Decius has also rendered great services as an economist, making a highly significant contribution to the introduction of monetary reform in Poland. He put together the principles he proposed, and which were to improve the condition of the economy, in the Treaty on Coinage (Latin title: De monete cussione ratio, 1525). At the same time, the same question was tackled by Mikołaj Kopernik (Nicolas Copernicus), who most probably was the author of a letter To Just Decius, a Citizen of Kraków, on Mending the Coin. Yet it was Decius's proposal that was approved by the Parliament (Diet) in Piotrków, and it was he (together with the Treasurer of the Crown, Krzysztof Szydłowiecki) who was entrusted with the implementation of the decisions of the Diet. Moreover, Decius was nominated by the king as Administrator of the royal mints in Kraków and Toruń, and later also in Królewiec (Königsberg, today Kaliningrad).
The number of talents and interests that Decius - a 'versatile man' typical of the Renaissance - certainly exhibited also included charity and community work: which included the supervision of the revamping of the tower of St Mary's in Kraków. He was a Kraków alderman (member of the city council), and Supervisor of the St Roch Hospital (in ul. Szpitalna in Kraków, no longer extant), and Headman of Piotrków.
In 1528, Iustus Decius purchased the village of Wola Chełmska and part of Przegorzały in the environs of Kraków in order to build there a suburban villa modelled on the estates fashionable around Florence and Rome, providing space for recreation, meetings, and philosophical disputations. For its construction, he employed three Italian architects: Giovanni Cini of Siena, Bernardino de Gianotis from Rome, and Filippo of Fiesole. Situated picturesquely on the eastern slope of Sowiniec hill and surrounded by a spacious Renaissance garden, the residence was completed in 1535 and soon provided a place for meetings, exchange of ideas, and creative confrontation of beliefs between representatives of various cultures and nationalities.
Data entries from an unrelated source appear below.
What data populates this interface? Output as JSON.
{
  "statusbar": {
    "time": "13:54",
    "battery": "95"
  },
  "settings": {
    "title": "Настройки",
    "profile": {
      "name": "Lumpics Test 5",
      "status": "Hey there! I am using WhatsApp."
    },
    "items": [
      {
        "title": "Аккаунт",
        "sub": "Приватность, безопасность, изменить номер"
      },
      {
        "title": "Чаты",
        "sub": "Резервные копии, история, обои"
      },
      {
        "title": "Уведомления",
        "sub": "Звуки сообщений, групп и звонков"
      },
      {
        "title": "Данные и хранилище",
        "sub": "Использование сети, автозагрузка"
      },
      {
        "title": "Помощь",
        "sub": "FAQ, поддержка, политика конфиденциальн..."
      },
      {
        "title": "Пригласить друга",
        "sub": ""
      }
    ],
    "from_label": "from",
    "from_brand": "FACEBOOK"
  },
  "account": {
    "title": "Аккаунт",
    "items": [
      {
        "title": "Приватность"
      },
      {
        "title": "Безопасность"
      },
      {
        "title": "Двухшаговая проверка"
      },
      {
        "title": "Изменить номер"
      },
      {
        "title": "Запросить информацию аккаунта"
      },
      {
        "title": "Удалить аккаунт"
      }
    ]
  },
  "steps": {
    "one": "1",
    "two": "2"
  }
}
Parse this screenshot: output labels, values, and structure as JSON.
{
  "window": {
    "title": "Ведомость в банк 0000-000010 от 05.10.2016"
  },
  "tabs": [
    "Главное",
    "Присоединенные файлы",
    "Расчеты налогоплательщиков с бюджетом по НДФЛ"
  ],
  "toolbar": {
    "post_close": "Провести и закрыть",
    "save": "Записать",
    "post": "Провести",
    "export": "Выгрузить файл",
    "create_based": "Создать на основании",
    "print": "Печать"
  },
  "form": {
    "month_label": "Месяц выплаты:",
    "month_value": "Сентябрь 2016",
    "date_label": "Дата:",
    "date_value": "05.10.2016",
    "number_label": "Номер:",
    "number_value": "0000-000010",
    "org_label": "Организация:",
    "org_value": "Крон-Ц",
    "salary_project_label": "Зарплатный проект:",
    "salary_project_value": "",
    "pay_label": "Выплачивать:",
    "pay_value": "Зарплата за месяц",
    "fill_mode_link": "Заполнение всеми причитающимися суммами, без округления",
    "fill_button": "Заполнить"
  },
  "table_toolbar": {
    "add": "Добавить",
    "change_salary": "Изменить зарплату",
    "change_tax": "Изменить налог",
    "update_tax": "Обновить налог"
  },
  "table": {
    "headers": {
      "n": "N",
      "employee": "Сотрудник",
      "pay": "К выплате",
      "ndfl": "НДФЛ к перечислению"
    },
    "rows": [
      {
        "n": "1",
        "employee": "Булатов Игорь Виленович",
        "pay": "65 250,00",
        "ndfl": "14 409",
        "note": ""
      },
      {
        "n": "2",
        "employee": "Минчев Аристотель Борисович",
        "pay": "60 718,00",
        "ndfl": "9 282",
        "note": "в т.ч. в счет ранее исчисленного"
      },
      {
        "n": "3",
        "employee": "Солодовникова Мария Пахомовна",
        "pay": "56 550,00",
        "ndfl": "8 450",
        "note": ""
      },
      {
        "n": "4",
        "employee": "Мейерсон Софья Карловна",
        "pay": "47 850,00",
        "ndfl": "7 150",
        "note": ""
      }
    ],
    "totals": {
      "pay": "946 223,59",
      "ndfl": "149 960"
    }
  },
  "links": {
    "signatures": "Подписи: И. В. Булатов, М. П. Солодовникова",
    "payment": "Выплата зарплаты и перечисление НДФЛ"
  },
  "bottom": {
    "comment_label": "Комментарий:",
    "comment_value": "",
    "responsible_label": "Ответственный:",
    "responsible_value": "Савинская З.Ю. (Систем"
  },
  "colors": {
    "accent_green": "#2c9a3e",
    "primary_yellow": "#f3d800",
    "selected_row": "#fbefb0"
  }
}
A true man of the Renaissance, Decius played a number of roles: he was a royal dignitary, a perfect diplomat, and the administrator of the largest trade empire in contemporary Poland, the Salt Mines of Wieliczka and Bochnia, and also the owner of a number of mines, including lead and silver mines in Olkusz. A man of literary talent, he was also the publisher and author of precious economic treatises. His personality disclosed a man of great heart, gifted with infinite imagination, liked in Kraków and beyond the Polish borders. He knew how to gain the favours of both Kraków aldermen and the Hapsburg court, and became an adviser to the King of Poland and the manager of the mints. Despite so many merits and achievements, we know neither the place of his burial nor that of any other member of the Kraków line of his family. His heritage includes his home - today known as Willa Decjusza na Woli Justowskiej, the district of Kraków that has derived its name from his. The Villa is a monument to a great man, which today not only teems with life but also commemorates and publicises that interesting and still undiscovered figure throughout Europe. As a poet, Andrzej Trzecieski Jr, noted: However many memorials Decius the Father has left, and [however] worthy he is to be praised for ever and ever, it must be considered no lesser deed of his, Dear Guest, that he established this refuge, so favoured by the Muses (...).